1. A double slope beam in vibrated or pre-compressed reinforced concrete, characterised
by the fact of being composed of two complementary halves or semi-beams (10) each
with a reinforcing framework and adjoining parts destined to be mated together, incorporating
some connecting plates in steel (12, 13) that are anchored in the reinforcing by means
of tie-rods and that are joined together using bolts at the time of assembling the
whole beam.
2. A beam in accordance with claim 1, in which the reinforcing framework of each semi-beam
(10) has, at its larger end destined to be joined together with the corresponding
semi-beam, an upper connecting plate (12) anchored by means of a series of steel tie-rods
(14), and a lower connecting plate (13) anchored by another series of steel tie-rods
(15), with the tie-rods for the upper and the lower plates being fixed to the reinforcing
by stirrups and the number of tie-rods for the lower plate being greater than the
number of tie-rods for the upper plate.
3. A beam in accordance with claims 1 and 2, in which, for the production of beams in
pre-compressed concrete, some cables (21) are connected, at least to the lower plate
(13), in addition to, or in the place of, certain steel tie-rods (15)

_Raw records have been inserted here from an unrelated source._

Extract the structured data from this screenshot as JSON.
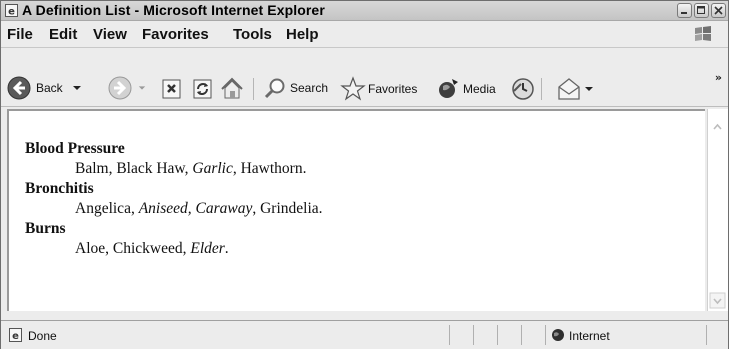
{
  "window": {
    "title": "A Definition List - Microsoft Internet Explorer"
  },
  "menu": {
    "items": [
      "File",
      "Edit",
      "View",
      "Favorites",
      "Tools",
      "Help"
    ]
  },
  "toolbar": {
    "back_label": "Back",
    "search_label": "Search",
    "favorites_label": "Favorites",
    "media_label": "Media",
    "more_symbol": "»"
  },
  "content": {
    "entries": [
      {
        "term": "Blood Pressure",
        "definition": [
          {
            "text": "Balm, Black Haw, ",
            "italic": false
          },
          {
            "text": "Garlic",
            "italic": true
          },
          {
            "text": ", Hawthorn.",
            "italic": false
          }
        ]
      },
      {
        "term": "Bronchitis",
        "definition": [
          {
            "text": "Angelica, ",
            "italic": false
          },
          {
            "text": "Aniseed, Caraway",
            "italic": true
          },
          {
            "text": ", Grindelia.",
            "italic": false
          }
        ]
      },
      {
        "term": "Burns",
        "definition": [
          {
            "text": "Aloe, Chickweed, ",
            "italic": false
          },
          {
            "text": "Elder",
            "italic": true
          },
          {
            "text": ".",
            "italic": false
          }
        ]
      }
    ]
  },
  "status": {
    "text": "Done",
    "zone": "Internet"
  }
}
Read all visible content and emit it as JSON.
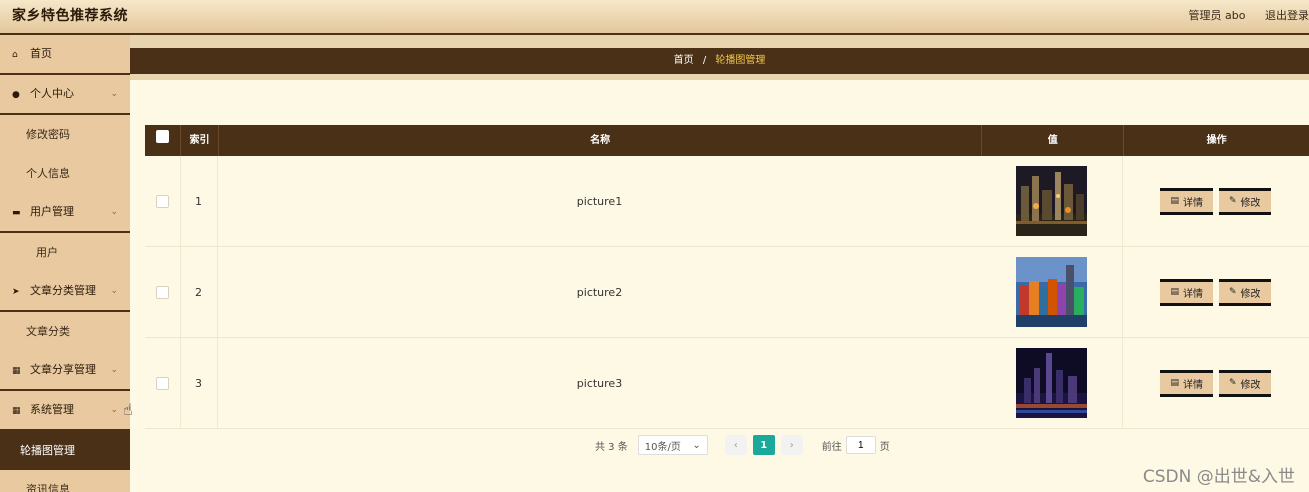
{
  "header": {
    "title": "家乡特色推荐系统",
    "user": "管理员 abo",
    "logout": "退出登录"
  },
  "sidebar": {
    "items": [
      {
        "type": "menu",
        "label": "首页",
        "icon": "home-icon",
        "glyph": "⌂",
        "chevron": false
      },
      {
        "type": "menu",
        "label": "个人中心",
        "icon": "user-icon",
        "glyph": "●",
        "chevron": true
      },
      {
        "type": "sub",
        "label": "修改密码"
      },
      {
        "type": "sub",
        "label": "个人信息"
      },
      {
        "type": "menu",
        "label": "用户管理",
        "icon": "id-card-icon",
        "glyph": "▬",
        "chevron": true
      },
      {
        "type": "sub",
        "label": "用户",
        "indent": true
      },
      {
        "type": "menu",
        "label": "文章分类管理",
        "icon": "paper-plane-icon",
        "glyph": "➤",
        "chevron": true
      },
      {
        "type": "sub",
        "label": "文章分类"
      },
      {
        "type": "menu",
        "label": "文章分享管理",
        "icon": "grid-icon",
        "glyph": "▦",
        "chevron": true
      },
      {
        "type": "menu",
        "label": "系统管理",
        "icon": "grid-icon",
        "glyph": "▦",
        "chevron": true
      },
      {
        "type": "sub",
        "label": "轮播图管理",
        "active": true
      },
      {
        "type": "sub",
        "label": "资讯信息"
      }
    ]
  },
  "breadcrumb": {
    "home": "首页",
    "separator": "/",
    "current": "轮播图管理"
  },
  "table": {
    "headers": {
      "index": "索引",
      "name": "名称",
      "value": "值",
      "ops": "操作"
    },
    "rows": [
      {
        "index": "1",
        "name": "picture1",
        "image": "city-night-thumbnail"
      },
      {
        "index": "2",
        "name": "picture2",
        "image": "colorful-buildings-thumbnail"
      },
      {
        "index": "3",
        "name": "picture3",
        "image": "skyline-night-thumbnail"
      }
    ],
    "detail_label": "详情",
    "edit_label": "修改"
  },
  "pagination": {
    "total": "共 3 条",
    "page_size": "10条/页",
    "prev": "‹",
    "current": "1",
    "next": "›",
    "goto_prefix": "前往",
    "goto_value": "1",
    "goto_suffix": "页"
  },
  "watermark": "CSDN @出世&入世",
  "colors": {
    "header_bg": "#e3c79b",
    "dark_brown": "#4a3016",
    "sidebar_bg": "#e8c9a0",
    "content_bg": "#fdf9e4",
    "active_page": "#1aa89a"
  }
}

4. A beam in accordance with claims 1 and 2, in which each tie-rod (14, 15) is fixed
in the respective connecting plate (12, 13) by means of its threaded end being secured
in a threaded hole in the plate.
5. A beam in accordance with claims 1 and 2, in which each tie-rod (14, 15) is fixed
in the respective connecting plate (12, 13) by means of one of its ends being welded
into a hole in the plate.
6. A beam in accordance with claims 1 and 2, in which each tie-rod (14, 15) is fixed
in the respective connecting plate (12, 13) by means of one of its ends being upset
(a head being formed) in a hole in the plate.
7. A beam in accordance with claim 3, in which each cable (21) has its end fixed with
two locking half-cones (23) in a conical hole in the plate.

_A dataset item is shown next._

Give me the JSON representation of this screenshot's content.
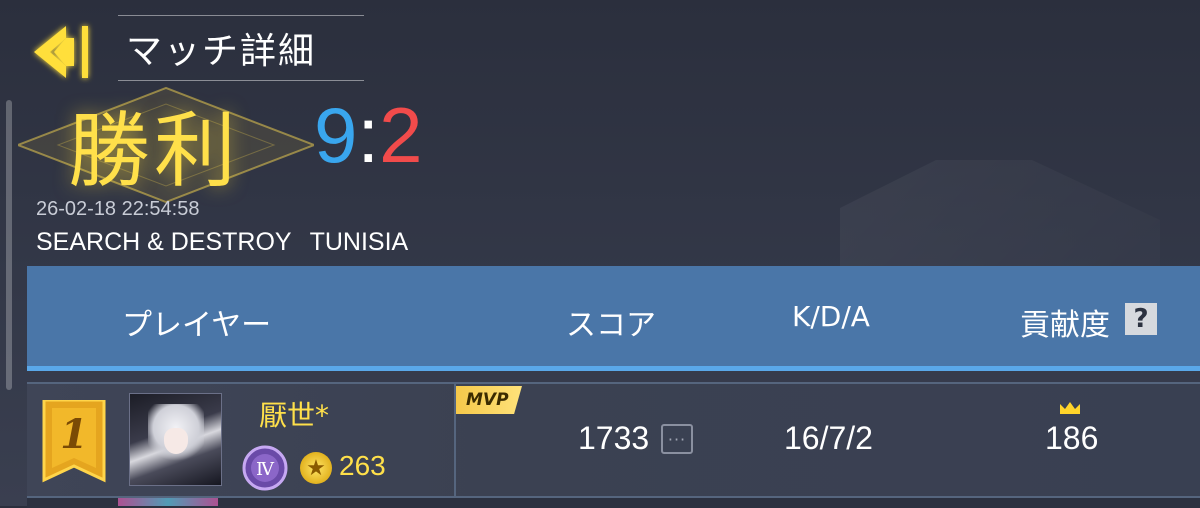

8. A beam in accordance with any of the previous claims, in which each connecting plate
has a number of holes for accommodating the two complementary semi-beam connecting
bolts.
9. A beam in accordance with any of the previous claims, in which at least on the sides
of the lower plate (13) of the semi-beam there are gaps or recesses (25) for access
to the holes for the bolts of the plate itself.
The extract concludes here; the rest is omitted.